Jeremy Gaines, Coordinator, Nigerian-German Energy Partnership, disclosed in a report that Nigeria loses about 50 percent of its generation, transmission, and distribution due to ageing infrastructure. He said: “No sector in the world can operate with a loss rate of nearly 50 per cent. Were these losses only to be halved, there would be substantially more revenue for the sector which could translate into investments and less pressure on government to subsidize the inefficiencies.”

He noted that overtime, the industry has suffered from lack of investment in the power sector and massive losses from generation output. Consequently, Nigeria needs to experience a robust development in the power sector by tackling its ageing infrastructure and increasing generation capacity to complement the great demand from the rising population. His words: “First, we have witnessed a massive shortfall of investment in power plants over the last 30 years, meaning that population growth, and with it the need for electricity has far outpaced supply. Second, many existing gas-fired and hydro power plants are in part very old and therefore nearing the end of their service lives. And finally, there are massive system losses.” Highlighting the current cause of unstable power generation resulting from generating losses in the country, he said: “The current cause of unstable power is the sum of these losses, 11 per cent from generation, 14 per cent from transmission, and 22 per cent from distribution…”

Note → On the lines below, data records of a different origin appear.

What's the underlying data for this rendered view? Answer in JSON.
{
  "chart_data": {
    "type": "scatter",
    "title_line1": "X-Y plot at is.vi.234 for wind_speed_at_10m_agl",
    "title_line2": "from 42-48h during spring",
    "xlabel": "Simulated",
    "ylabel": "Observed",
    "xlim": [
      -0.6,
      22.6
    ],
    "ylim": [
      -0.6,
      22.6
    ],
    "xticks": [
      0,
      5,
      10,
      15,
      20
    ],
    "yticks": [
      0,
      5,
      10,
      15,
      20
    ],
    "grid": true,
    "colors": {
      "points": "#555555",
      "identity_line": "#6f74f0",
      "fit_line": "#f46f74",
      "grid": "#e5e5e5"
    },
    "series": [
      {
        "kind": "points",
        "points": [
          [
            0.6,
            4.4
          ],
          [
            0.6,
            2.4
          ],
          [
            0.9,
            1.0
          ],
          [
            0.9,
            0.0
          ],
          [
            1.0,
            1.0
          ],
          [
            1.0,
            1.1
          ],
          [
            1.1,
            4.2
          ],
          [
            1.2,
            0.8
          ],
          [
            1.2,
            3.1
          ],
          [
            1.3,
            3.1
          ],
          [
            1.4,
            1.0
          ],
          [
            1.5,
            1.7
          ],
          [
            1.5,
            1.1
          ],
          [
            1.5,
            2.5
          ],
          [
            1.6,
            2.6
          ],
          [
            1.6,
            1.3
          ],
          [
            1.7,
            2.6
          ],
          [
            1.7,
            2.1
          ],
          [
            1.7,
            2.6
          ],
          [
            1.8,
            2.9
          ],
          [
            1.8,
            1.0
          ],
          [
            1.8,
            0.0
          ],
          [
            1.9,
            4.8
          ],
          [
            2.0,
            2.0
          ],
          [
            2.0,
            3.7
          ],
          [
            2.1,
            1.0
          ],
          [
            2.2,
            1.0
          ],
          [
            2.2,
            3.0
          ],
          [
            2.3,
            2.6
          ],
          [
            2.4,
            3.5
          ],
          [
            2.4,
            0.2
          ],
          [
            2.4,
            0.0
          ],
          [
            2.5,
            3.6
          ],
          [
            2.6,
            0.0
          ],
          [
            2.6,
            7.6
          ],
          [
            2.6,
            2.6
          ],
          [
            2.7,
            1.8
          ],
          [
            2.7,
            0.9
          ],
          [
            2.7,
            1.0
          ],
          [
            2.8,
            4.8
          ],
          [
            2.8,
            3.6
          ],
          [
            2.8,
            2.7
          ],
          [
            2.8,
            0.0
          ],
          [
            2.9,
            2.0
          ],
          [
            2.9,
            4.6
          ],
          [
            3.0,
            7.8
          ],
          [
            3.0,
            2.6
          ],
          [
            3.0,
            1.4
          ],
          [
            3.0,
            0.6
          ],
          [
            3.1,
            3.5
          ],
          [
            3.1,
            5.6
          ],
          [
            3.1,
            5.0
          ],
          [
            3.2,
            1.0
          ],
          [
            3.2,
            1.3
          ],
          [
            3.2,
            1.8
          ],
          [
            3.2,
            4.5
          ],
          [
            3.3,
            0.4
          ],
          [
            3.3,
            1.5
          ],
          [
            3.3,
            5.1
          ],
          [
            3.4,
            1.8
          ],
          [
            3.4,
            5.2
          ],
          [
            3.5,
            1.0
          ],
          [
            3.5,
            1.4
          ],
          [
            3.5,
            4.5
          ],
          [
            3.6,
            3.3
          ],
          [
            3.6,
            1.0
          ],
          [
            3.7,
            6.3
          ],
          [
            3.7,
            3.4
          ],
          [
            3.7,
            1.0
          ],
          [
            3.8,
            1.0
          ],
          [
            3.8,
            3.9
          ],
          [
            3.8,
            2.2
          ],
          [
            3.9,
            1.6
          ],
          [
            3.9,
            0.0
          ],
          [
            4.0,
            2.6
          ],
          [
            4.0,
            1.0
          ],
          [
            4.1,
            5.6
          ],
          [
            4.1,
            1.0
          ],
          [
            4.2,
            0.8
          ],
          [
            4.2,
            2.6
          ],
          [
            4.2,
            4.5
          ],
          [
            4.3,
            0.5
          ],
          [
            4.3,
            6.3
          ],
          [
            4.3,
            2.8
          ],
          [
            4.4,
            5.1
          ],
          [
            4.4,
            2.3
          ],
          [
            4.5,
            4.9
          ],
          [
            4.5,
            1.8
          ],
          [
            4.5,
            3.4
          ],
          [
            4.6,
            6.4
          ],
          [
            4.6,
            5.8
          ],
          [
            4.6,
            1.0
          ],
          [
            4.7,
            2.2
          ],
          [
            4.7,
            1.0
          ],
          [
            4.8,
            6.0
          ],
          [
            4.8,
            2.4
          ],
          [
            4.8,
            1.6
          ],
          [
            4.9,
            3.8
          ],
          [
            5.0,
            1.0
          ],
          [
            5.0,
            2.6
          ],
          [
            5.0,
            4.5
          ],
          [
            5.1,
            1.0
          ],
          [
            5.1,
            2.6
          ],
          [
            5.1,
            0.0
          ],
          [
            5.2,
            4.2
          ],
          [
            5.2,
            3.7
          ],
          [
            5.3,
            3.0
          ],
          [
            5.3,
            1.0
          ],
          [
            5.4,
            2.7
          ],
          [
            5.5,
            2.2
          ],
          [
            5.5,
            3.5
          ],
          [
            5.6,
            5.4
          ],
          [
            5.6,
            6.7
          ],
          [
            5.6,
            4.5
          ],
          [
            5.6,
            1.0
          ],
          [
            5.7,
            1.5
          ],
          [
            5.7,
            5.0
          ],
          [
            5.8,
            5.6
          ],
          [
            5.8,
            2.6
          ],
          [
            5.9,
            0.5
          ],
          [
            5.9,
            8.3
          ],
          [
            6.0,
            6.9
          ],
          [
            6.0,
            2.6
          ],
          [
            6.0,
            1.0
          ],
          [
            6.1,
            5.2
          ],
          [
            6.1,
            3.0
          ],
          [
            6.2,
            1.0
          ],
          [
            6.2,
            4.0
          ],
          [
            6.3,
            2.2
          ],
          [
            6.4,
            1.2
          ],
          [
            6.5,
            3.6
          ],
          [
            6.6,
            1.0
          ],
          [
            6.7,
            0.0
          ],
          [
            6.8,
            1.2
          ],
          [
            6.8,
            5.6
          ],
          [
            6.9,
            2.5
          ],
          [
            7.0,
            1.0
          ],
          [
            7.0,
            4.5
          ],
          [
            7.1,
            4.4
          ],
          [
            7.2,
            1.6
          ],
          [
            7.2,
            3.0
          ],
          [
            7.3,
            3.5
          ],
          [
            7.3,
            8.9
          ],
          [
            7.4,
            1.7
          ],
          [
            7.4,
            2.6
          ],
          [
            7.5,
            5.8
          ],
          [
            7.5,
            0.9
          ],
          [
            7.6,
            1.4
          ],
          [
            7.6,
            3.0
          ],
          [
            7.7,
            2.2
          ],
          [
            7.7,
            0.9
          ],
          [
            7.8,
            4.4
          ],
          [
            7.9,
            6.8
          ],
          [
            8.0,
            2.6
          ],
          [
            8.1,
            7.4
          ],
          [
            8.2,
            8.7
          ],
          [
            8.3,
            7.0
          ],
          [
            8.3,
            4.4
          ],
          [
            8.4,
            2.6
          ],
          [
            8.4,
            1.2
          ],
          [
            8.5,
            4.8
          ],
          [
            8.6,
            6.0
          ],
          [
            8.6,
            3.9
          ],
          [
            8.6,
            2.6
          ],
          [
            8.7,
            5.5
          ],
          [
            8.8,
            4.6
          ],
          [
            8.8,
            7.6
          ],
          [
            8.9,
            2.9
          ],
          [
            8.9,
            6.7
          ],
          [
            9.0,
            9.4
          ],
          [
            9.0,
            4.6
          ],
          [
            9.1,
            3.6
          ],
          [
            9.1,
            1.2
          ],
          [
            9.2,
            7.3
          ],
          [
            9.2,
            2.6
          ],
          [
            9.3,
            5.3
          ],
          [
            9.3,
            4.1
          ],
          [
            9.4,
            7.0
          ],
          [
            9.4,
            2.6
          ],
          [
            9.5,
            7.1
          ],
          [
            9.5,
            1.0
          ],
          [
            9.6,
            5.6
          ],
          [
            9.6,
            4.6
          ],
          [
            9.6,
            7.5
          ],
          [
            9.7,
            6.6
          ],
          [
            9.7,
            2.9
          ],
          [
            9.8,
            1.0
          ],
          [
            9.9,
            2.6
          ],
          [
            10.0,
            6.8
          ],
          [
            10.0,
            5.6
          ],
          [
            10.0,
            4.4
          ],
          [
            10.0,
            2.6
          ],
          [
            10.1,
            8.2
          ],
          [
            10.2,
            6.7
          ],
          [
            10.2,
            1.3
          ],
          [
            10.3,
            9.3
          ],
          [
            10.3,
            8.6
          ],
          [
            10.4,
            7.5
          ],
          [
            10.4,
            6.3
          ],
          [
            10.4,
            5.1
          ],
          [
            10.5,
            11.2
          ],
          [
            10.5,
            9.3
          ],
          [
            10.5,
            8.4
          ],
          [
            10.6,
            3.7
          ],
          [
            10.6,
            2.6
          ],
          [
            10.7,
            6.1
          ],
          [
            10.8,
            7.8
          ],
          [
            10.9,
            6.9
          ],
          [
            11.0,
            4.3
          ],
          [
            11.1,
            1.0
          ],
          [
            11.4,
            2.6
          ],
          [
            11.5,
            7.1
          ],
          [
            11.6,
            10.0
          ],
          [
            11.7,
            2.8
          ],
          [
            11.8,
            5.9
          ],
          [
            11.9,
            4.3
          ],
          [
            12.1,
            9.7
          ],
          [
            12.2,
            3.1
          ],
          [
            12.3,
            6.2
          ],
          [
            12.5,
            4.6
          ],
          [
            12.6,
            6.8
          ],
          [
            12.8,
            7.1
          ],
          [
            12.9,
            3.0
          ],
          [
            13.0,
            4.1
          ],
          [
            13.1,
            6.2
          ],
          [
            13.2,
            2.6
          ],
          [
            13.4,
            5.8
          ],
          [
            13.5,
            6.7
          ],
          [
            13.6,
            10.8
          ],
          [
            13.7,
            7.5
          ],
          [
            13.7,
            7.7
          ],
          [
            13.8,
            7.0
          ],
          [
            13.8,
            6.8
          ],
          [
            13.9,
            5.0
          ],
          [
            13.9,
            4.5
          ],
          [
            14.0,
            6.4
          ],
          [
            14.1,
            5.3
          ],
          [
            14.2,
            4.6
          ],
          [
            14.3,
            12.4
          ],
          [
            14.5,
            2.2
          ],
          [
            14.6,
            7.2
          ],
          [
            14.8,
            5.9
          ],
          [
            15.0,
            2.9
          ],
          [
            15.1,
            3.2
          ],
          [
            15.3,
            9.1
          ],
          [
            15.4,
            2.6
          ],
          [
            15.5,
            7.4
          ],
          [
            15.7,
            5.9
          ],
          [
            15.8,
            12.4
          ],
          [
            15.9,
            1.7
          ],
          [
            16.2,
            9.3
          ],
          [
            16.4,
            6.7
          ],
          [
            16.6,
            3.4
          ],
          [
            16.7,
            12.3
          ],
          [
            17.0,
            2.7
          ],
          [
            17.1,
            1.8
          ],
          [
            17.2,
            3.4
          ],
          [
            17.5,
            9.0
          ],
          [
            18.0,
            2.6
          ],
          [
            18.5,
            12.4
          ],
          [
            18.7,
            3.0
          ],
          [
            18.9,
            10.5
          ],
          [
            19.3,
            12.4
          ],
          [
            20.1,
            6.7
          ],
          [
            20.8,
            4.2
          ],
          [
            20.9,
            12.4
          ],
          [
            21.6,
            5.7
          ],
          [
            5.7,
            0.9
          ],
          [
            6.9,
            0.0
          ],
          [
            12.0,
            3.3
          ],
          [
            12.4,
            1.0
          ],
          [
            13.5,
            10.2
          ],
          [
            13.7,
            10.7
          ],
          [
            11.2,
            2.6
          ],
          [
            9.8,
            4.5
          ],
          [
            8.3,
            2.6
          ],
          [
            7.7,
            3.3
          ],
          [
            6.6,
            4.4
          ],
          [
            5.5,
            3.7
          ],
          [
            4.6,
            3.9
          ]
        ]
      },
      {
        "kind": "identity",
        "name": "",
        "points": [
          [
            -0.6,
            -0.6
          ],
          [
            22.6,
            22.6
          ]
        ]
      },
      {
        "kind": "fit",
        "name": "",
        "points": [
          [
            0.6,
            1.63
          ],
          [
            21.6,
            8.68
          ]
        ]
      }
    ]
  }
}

On how Nigeria can tackle the power challenges, he said: “The federal government could approve financing to tackle the transmission losses and monitor implementation by Transmission Company of Nigeria (TCN) closely. Likewise, it could introduce meaningful fast sanctions to thwart the theft of electricity and punish defaults on payment of electricity bills, these realities everyone knows, but no one acts to stop them”. He maintained that it is important for the public to know that the existing power plant fleet are old and will never generate anywhere near full capacity, meaning many new power plants are required. He called on the new administration to publicly support the Ministry of Power in its drive to ensure the spread of large-scale solar in the North; saying only if power plants are built in the North, and renewable power plants can be built quickly, will electricity come to the North on any scale at all. “At the same time it is critical that the new administration provides sovereign guarantees to anchor private investments in new power plants, be they driven by thermal feed stocks or renewable energy.

The government’s efforts to support small-scale solar systems for rural areas are very laudable but will not solve the main problem: electricity for the country’s many conurbations,” he said.